An Entertaining Weekend
The world stopped when word arrived that Elizabeth Taylor, a legend, had passed. She was a part of my childhood and I remember reading every "star" magazine, eating up every detail of her life. She was of the generation that if you loved someone, you married them. That was the way it was.
Happily or sadly, she married multiple times and lived life to the ultimate, having enormous highs and the lowest of lows. But she carried on and made a difference with her support of AIDS research.
Just this past Friday I had the opportunity to attend "An Evening with Debbie Reynolds" at the Tilles Center in Brookville on the grounds of the C.W. Post campus. It was a chance to meet another legend of Elizabeth Taylor’s era. They had even shared a husband, Eddie Fisher. But Debbie Reynolds is someone I always admired too. What talent, what perseverance. She shared with the audience that she travels 45 weeks, performing around the world.
I adored her gold sequined-gown showing off her still-gorgeous legs and size-six figure. She can still stop a crowd and bring them roaring to their feet. She introduced herself as the mother of Carrie Fisher, actress and writer who was Princess Leia in the “Star Wars” movies.
But it wasn’t necessary, as everyone in the huge crowd knew her well. She shared with us her favorite – and mine – clips from her movies including old favorites, "Singin’ in the Rain" and "Tammy."
Debbie changed into a stunningly-brilliant red-sequined pantsuit. I sat in the second row, and at 79 she looks fabulous. I felt like I experienced an icon from an era of Hollywood that is gone today. Oh yes, she did call Liz Taylor a bitch for stealing her husband, but with a twinkle in her eye. Sadly, her husbands all did her in financially so she is on the road. Sitting as close as I did, almost touching Debbie, I can tell you her talent and beauty still shine and she is still a star.
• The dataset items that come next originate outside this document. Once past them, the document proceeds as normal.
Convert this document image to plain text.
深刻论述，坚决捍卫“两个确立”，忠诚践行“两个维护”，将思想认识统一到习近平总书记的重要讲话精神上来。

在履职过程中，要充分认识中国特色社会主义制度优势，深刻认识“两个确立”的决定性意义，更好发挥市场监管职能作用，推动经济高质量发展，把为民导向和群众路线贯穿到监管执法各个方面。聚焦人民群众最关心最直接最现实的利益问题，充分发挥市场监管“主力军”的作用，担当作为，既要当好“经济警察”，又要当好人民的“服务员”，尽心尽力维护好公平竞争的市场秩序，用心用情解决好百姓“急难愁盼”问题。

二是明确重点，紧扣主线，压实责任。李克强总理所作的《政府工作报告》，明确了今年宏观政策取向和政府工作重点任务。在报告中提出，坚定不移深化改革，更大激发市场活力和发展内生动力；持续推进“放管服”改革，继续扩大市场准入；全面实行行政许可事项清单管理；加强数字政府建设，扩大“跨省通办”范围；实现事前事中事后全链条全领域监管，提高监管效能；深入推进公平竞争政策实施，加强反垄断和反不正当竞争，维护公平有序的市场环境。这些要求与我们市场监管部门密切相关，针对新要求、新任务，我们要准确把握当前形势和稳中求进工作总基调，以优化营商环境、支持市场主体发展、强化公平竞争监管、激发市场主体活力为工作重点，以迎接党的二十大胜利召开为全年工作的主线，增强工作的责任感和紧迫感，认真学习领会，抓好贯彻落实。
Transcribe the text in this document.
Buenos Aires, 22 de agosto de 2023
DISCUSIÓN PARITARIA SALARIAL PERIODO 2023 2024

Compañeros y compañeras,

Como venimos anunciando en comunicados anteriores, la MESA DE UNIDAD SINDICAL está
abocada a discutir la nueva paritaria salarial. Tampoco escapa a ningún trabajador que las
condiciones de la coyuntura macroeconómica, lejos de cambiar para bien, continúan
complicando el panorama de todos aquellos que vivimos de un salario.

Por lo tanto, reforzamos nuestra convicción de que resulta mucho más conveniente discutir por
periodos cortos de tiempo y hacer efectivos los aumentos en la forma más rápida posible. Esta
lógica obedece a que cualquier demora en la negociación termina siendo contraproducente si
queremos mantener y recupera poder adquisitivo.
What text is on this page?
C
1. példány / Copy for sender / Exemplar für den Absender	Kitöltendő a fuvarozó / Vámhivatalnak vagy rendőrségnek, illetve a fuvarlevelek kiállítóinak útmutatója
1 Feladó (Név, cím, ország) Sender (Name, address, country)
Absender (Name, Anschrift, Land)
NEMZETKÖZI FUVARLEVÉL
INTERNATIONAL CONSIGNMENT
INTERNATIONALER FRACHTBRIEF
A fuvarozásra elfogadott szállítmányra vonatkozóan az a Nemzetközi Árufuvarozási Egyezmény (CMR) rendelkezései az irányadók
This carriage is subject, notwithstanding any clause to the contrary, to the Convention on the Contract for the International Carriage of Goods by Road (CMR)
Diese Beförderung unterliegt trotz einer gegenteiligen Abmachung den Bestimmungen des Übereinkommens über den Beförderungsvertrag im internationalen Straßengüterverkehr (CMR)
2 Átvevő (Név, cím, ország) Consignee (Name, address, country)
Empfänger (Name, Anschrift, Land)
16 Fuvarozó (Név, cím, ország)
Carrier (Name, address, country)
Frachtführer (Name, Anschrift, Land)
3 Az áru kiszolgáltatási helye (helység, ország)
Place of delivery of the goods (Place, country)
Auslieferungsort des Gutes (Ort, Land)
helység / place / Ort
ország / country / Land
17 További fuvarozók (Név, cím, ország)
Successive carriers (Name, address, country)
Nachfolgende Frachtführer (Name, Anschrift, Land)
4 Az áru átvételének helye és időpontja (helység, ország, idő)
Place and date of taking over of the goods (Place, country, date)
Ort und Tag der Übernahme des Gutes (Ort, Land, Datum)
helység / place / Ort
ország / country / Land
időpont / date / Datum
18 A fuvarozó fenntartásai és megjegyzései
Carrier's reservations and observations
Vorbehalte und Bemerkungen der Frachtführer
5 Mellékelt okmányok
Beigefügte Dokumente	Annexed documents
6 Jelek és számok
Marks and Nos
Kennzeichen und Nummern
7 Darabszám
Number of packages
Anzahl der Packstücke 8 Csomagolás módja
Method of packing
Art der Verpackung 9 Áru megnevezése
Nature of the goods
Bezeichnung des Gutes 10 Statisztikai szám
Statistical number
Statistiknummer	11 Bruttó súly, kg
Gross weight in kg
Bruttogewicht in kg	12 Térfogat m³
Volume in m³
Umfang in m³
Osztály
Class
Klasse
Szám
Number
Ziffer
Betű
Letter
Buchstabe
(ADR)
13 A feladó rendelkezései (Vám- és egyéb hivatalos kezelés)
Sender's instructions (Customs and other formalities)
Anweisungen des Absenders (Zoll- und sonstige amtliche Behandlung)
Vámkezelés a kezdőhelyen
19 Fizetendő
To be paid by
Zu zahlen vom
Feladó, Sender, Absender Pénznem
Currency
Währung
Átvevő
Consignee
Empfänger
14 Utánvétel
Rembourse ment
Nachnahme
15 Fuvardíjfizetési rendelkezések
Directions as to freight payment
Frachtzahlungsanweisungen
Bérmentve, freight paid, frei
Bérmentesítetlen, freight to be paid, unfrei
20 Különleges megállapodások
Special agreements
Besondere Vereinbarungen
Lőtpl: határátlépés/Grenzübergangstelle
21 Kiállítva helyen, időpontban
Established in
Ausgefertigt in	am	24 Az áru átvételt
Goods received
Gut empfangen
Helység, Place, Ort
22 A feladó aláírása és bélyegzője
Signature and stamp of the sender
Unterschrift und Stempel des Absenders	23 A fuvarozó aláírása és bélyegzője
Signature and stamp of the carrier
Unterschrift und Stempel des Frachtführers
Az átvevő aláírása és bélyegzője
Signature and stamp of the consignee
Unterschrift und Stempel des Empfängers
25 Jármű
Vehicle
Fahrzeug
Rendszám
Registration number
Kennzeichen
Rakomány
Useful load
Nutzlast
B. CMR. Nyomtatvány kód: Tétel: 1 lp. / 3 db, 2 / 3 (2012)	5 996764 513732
In addition to her external beauty is her internal goodness. She has worked tirelessly for the aid of those suffering from mental illness, helping to raise money for a center in Los Angeles. She is planning an auction at the end of the month of the hundreds of costumes and props she has collected for decades. Her giving never ends.
She’s still here she declares, outliving all her colleagues from Judy Garland to Fred Astaire to Gene Kelly and Donald O’Connor. How blessed I felt to have had the chance to see her in person. She is a living legend.